AB : J’ai parlé avec Gaspard Giercé, un saxophoniste qui a fait le CRB [conservatoire francophone]. Il louait une chambre d’un ami de mon père. Il m’a recommandé de faire l’examen au KCB qui est plus ouvert musicalement.
SD : Et pour la langue aussi, tu parlais déjà français?
AB : Oui, mon père est Belge. Tu ne le savais pas?
SD : Tu me l’avais déjà dit, mais c’est bien de le rappeler.
AB : Donc j’ai emménagé ici, mais culturellement je me sens espagnole. De ma famille belge, la seule avec qui j’ai un rapport proche est ma cousine.
SD : Donc tu as vraiment été élevée en Espagne, tu as quand même un lien avec la Belgique, mais tu aurais pu te retrouver à Amsterdam ou Rotterdam.
AB : Oui, c’est ça. Mais maintenant je suis contente d’être là. J’ai parlé avec des gens qui sont à Amsterdam, et ça semble beaucoup plus compétitif, beaucoup plus carré. D’un côté, cela m’a manqué à Bruxelles. J’ai été prise au conservatoire, je suis venue comme quelqu’un qui allait tout apprendre…
SD : Et au KCB, on ne t’a pas vraiment appris les bases.
AB : Non, pas vraiment. Pour moi les trois premières années en Belgique étaient très difficiles.
SD : Mais tu as pu rencontrer des gens au conservatoire, des personnes avec qui tu pouvais faire des sessions, te sentir intégrée ? Quand tu dis que ça a été compliqué, c’est…
AB : C’est parce que je n’étais pas sûre de moi du tout et pas mal traumatisée, je ramenais avec moi un bagage de violence plutôt chargé. Pour moi, il y a aussi un axe de thématique de genre qui rentre en compte dans tout ça.

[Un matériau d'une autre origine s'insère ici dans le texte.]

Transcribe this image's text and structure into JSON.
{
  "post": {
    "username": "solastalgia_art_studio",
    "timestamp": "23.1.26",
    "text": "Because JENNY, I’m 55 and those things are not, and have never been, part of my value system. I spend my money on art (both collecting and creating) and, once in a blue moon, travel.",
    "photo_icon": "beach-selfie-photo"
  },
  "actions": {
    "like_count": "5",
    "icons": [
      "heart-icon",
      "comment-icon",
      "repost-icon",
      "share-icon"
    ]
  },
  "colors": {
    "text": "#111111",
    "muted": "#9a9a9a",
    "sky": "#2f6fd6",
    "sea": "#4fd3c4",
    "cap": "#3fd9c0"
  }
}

SD : Oui, tu en parles beaucoup, c’est l’un de tes combats. On peut aussi en parler.
AB : Je venais de l’Espagne, et là-bas le 8 mars 2018, c’était historique, incroyable.
SD : La journée internationale des droits des femmes.
AB : Oui, la grosse manifestation…
SD : Et pourquoi ? C’est un contexte politique spécifique en Espagne ?
AB : Je me suis rendu compte qu’en Espagne, le sexisme est plus évident, alors il y a plus de mouvements contre. Il y a vraiment un débat ouvert. Ici, c’est plus des petites choses moins évidentes, plus subtiles, il y a moins de mouvement social. En tout cas dans l’environnement dans lequel je me suis retrouvée à mon arrivée. Ce n’est que cette dernière année que je commence à découvrir des collectifs et des mouvements. Ma première année ici, j’étais allée toute seule à la manif du 25 novembre, qui est la journée contre la violence faite aux femmes. Et puis le 8 mars aussi, j’étais vraiment seule.
SD : Et au conservatoire, dans la section jazz, il y a une majorité de mecs.
AB : Oui, les trois premières années, c’était vraiment le cas. Donc j’étais dans le mécanisme de m’adapter à l’environnement dans lequel j’étais pour me sentir incluse, alors que je venais d’un environnement beaucoup plus bienveillant. C’était dur car j’étais perdue musicalement et sans aucun outil ou soutien pour développer la confiance en moi et le processus d’apprentissage… Par rapport aux sessions, les gens avec qui je me connectais, je me suis fait quelques amis, mais je n’ai pas vraiment gardé ces contacts car je me suis rendu compte que ce n’était pas des relations qui m’enrichissent, ce n’était plus en accord avec ma vision de la vie, de la musique, etc. Puis j’ai senti que cela me manquait énormément d’avoir des amies femmes. On était trois femmes sur dix-huit dans ma classe, dont une qui n’était jamais là et une qui était flamande, et je sentais une grosse différence culturelle, des codes…
SD : Ta classe était internationale ou bien il y avait beaucoup de Belges ?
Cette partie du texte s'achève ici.